Sunday, August 31, 2008
This morning, a lovely grey veiling rain is falling on Sydney. My home is a haven. Today I am drawing. It is the last day of Winter. This chap stands sentinel on a grave in Bubenreuth cemetery. I wonder what sky he is under today.
Friday, August 22, 2008
The decision to put your whole life on eBay is not taken lightly. But once taken, a rush of energy and a sense of elation takes hold. Then there's the coughing as your burrowing dislodges years of dust.
When I say my whole life is on eBay, I might be exaggerating just slightly. But basically everything I own is coming under intense scrutiny, and 83% of it is up for sale. There are things I felt I could never part with, which now I can't wait to enshrine in bubble wrap and entrust to Australia Post.
(Whoever else is making money on eBay, the Post Office is creaming it.)
I now have CHOAS (Can't Have Anyone Over Syndrome) as there is stuff literally everywhere all over my apartment. Yes, Rev - literally. Me and my laptop and my tape measure and my scales crouch in a small clearing, surrounded by tottering piles. I sleep with clothing scattered all over the bed. (Don't you wish you knew my username so you could buy some of that stuff)

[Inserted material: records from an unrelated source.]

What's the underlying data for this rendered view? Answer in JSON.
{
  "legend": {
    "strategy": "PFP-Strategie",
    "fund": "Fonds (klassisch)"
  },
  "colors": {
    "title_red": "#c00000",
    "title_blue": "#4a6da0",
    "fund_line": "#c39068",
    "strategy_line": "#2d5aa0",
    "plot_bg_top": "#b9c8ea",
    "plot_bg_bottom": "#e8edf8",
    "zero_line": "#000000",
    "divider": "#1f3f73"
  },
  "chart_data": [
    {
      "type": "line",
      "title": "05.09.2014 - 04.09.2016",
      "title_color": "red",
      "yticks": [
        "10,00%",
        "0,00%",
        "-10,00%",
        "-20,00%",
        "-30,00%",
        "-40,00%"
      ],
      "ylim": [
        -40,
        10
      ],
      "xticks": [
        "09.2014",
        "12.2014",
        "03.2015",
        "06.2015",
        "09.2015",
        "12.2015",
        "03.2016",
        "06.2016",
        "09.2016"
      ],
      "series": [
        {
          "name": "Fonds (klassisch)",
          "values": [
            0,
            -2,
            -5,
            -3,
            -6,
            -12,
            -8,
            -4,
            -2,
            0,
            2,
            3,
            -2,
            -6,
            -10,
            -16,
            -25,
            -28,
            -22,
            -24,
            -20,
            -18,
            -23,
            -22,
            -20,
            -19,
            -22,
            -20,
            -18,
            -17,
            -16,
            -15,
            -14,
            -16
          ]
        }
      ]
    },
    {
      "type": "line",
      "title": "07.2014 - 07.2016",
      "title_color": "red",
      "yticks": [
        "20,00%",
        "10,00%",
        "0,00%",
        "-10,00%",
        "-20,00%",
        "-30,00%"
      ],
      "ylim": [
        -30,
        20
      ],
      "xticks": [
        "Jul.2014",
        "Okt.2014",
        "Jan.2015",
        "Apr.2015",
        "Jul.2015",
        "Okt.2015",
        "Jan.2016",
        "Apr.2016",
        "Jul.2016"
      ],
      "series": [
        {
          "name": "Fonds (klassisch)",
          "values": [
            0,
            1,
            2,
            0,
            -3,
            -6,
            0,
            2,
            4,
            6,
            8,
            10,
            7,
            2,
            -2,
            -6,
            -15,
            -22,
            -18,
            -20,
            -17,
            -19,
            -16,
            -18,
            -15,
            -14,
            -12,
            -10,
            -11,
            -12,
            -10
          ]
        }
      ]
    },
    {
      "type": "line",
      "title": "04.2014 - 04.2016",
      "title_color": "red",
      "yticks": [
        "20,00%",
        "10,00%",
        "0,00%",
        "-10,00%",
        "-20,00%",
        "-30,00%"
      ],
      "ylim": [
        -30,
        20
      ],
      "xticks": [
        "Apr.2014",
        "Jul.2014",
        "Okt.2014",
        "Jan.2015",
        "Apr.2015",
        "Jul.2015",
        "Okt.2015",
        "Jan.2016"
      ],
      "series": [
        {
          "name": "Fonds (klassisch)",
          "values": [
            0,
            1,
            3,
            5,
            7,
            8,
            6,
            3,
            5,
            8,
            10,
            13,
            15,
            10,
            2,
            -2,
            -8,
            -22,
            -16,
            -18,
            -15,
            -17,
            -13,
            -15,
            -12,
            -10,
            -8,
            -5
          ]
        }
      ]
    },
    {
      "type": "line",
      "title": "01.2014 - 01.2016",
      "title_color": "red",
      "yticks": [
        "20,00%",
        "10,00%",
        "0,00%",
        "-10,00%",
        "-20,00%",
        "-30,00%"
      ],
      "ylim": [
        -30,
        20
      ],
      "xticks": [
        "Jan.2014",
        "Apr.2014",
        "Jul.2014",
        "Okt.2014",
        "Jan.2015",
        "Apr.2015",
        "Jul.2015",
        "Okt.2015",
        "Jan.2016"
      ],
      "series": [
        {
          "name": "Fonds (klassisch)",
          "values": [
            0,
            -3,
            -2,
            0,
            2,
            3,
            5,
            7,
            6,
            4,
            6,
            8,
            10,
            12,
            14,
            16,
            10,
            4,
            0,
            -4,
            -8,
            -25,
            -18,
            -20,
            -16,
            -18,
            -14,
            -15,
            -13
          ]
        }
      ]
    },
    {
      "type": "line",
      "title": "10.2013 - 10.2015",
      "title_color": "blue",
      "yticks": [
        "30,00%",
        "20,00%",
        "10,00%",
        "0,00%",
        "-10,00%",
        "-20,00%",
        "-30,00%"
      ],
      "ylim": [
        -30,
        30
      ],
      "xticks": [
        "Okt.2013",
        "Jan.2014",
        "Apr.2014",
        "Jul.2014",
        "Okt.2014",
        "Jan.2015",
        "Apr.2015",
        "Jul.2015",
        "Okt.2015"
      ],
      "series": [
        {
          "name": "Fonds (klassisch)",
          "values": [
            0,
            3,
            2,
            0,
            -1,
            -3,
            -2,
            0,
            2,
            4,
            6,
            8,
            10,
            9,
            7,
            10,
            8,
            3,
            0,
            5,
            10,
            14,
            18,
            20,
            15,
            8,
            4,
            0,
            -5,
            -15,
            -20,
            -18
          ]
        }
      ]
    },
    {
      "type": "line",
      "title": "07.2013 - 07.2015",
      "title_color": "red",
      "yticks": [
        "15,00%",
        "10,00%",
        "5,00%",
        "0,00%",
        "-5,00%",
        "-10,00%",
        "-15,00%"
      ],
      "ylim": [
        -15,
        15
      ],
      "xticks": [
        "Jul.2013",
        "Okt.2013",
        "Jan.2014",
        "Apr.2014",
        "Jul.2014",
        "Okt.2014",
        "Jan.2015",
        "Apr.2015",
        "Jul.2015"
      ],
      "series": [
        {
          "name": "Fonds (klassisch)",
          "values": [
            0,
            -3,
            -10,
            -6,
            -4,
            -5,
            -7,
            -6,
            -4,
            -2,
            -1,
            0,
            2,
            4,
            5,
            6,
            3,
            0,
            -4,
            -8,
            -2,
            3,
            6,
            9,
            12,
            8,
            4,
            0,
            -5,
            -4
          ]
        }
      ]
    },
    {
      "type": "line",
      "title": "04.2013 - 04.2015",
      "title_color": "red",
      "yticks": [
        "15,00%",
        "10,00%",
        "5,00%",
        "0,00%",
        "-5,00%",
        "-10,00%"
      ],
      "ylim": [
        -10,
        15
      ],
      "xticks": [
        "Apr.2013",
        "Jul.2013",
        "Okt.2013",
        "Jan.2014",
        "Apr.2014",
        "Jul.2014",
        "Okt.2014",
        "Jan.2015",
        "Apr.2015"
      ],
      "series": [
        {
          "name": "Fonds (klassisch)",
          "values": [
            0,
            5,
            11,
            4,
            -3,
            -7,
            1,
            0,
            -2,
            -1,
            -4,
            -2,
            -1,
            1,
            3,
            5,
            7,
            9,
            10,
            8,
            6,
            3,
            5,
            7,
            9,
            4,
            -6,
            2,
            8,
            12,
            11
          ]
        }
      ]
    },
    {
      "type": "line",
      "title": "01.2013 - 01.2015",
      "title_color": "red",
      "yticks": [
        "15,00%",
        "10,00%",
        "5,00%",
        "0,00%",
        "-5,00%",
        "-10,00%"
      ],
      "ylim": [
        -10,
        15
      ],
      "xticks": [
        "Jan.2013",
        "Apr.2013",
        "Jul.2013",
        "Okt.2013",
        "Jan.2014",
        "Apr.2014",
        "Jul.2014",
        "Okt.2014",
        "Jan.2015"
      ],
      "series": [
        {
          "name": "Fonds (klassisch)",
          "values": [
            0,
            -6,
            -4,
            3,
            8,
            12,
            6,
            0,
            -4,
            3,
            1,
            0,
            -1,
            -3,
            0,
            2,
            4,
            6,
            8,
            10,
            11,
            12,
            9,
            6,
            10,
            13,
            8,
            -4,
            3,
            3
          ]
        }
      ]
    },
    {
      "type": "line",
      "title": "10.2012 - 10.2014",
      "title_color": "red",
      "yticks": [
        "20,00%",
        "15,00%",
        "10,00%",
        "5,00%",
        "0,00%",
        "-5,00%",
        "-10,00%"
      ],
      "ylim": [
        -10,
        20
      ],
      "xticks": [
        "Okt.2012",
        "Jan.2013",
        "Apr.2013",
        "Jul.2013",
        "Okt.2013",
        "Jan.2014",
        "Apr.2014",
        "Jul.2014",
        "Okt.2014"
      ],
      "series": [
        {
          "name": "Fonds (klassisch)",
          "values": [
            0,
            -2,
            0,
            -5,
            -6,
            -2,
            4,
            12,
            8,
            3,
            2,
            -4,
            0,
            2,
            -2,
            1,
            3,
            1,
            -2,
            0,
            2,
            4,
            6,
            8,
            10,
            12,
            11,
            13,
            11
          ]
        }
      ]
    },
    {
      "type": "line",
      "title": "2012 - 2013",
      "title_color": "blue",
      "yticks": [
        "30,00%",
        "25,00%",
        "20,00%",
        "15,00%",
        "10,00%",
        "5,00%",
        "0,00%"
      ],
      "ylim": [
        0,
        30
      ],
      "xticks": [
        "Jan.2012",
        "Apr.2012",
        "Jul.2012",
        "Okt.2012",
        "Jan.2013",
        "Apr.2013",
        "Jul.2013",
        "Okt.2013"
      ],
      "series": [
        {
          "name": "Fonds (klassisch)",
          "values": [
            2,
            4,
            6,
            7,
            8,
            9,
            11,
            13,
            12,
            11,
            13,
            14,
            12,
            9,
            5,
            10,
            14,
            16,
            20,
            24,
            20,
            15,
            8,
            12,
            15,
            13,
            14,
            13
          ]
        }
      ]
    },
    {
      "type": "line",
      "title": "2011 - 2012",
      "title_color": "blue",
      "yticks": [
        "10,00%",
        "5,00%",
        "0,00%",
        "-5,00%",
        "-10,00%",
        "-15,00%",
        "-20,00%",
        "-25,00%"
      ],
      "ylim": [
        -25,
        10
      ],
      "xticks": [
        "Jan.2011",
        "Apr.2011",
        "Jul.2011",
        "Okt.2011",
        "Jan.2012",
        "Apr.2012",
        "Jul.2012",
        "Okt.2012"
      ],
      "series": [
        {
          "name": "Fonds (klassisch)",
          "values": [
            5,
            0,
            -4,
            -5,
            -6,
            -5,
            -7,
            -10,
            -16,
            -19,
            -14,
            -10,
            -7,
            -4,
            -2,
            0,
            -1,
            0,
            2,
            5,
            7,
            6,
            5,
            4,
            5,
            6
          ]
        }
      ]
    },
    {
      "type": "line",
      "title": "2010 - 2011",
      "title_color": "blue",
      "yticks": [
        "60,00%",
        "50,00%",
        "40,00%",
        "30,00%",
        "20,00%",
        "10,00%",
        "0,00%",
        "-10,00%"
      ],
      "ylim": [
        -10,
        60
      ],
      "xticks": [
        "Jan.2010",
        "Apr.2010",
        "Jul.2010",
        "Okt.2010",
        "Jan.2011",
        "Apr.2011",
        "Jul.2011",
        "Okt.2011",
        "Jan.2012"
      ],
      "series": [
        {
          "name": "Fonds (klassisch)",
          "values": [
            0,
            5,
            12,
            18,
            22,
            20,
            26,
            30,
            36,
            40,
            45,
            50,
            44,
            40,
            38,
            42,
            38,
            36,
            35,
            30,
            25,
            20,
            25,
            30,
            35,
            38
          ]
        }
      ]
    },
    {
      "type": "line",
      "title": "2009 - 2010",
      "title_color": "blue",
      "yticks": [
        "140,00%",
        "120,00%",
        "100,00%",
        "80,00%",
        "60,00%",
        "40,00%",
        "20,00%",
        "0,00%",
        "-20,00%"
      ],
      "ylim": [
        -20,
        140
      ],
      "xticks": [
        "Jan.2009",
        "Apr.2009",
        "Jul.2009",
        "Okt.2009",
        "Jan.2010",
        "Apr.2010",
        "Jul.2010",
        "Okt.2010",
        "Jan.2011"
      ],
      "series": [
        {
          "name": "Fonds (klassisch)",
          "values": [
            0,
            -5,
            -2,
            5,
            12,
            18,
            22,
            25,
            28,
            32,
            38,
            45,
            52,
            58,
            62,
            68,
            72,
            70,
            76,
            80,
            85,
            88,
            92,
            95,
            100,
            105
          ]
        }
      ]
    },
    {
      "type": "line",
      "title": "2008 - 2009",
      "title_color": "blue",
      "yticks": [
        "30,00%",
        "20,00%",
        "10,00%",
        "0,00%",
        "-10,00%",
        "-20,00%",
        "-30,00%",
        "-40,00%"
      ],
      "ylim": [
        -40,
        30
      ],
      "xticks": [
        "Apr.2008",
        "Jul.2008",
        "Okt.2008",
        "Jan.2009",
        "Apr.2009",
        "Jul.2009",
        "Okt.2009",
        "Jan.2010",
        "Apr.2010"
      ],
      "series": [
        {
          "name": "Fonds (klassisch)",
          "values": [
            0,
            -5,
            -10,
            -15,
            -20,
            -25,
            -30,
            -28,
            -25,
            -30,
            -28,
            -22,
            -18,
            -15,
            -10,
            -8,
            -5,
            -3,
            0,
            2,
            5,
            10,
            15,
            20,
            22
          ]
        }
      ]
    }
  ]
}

Everyone wants in. Somehow the idea excites or scares or challenges people. Although some are initially taken aback, now I'm a clearinghouse for friends' bits and bobs. Oh you should see the garments the Gucci Mama has given me to sell, with the swing tags twinkling in the light.
I wrap everything beautifully. I would say it is in my nature to do so, but also I think of the people receiving the items, and the pleasure they will get. More than that, I have realised I'm honouring my things, having a little moment with them before they are sent away. Because it's not that I don't like them.
Funny, the handful of things that gave me a real pang to list, I thought, okay if it doesn't sell, you can keep it. You know the tag of that story. They all sold.
I try to write lively & engaging descriptions. And I am scrupulous about indicating faults.
But describing is not easy. You may think, oh yes, this top is funky, I'll put funky. Then you find yourself holding up a top and staring at it for minutes at a time as you interrogate the question, "Is this top really 'funky'? Or not? Is it perhaps 'spunky'? If I call it 'groovy' is that a naughty fib?"
Here are some of my favourite describing words: fresh, suave, pretty, unusual, wild, stylish, elegant, cheeky, classic, soft, divine, unique, jazzy, snazzy, crisp, chic, fab.
Here are some of the colour names I used: asparagus, deep leaf, donkey, crimson, dirty brown, mushroom, oatmeal (trying very hard not to say 'beige'), french blue, powder blue, navy, peach, chocolate, grey marle, silver, black, deep black & true black.
And I'll be doing some "live" selling too. Schmoopy & I are having a stall at Rozelle Markets on Sunday. Come down & say hi.
Sunday, August 17, 2008
Here is a small thing which drives me crazy with exasperation. Say you want a red 7 litre plastic bucket. You go to a hardware shop. You say "Do you have any red plastic buckets?" The sales persons say "No, only these" pointing to a stack of red 7 litre plastic buckets.
What is it with the "only these"? I have exactly what you are after, but I respond "No, only these".
I thought perhaps this was an Antipodean habit. But on my recent trip to the United States, I found myself in picturesque Pennsylvania. I have been wanting some old wooden children's blocks for a while, so when I spotted a charming bric-a-brac shop in Frenchtown, naturally I made moves to enquire. "Good morning", I began. "I wonder if you would have any old wooden children's blocks at all?". "No," replied the sweet silver-haired shop woman, "Only these".
Monday, August 11, 2008
Wednesday, August 6, 2008
Sunday, August 3, 2008
Now that I have finished my film role, I can cut my hair. I've had to let it grow all these months - a little thing called continuity. But I don't know what to do with it. Has any woman ever said "I don't know what to do with my hair" before this? I wonder.
When I was a girl, I had long red hair down to my bum. As a grown-up I've had - long hair, short hair, shoulder length, several bobs including one 'shattered', Flock-of-Seagulls hair, perms (both body & root), a number 3, an asymetrical razor cut, a shag, plaits, Culture Club hair, a mohawk, a Vidal Sassoon, ponies high & low, braided extensions, seldom a fringe, and never a Farrah, a Diana, or a Jennifer (but I am considering an Aggy.) My dos have included, but not been limited to, french rolls, bouffants, messy day tease mad-woman hair, serious backcombing, crimping, curlering and enough product to float Queen Mary (the queen, not the ship).
And by the way, when am I going to get my first white hair? Every other woman I know dyes their hair (except the Gucci Mama - her blonde hair is turning an elegant silver).
Is it that I have had every hairstyle in the known universe and there's nothing left to try?
What oh what am I going to do with my hair?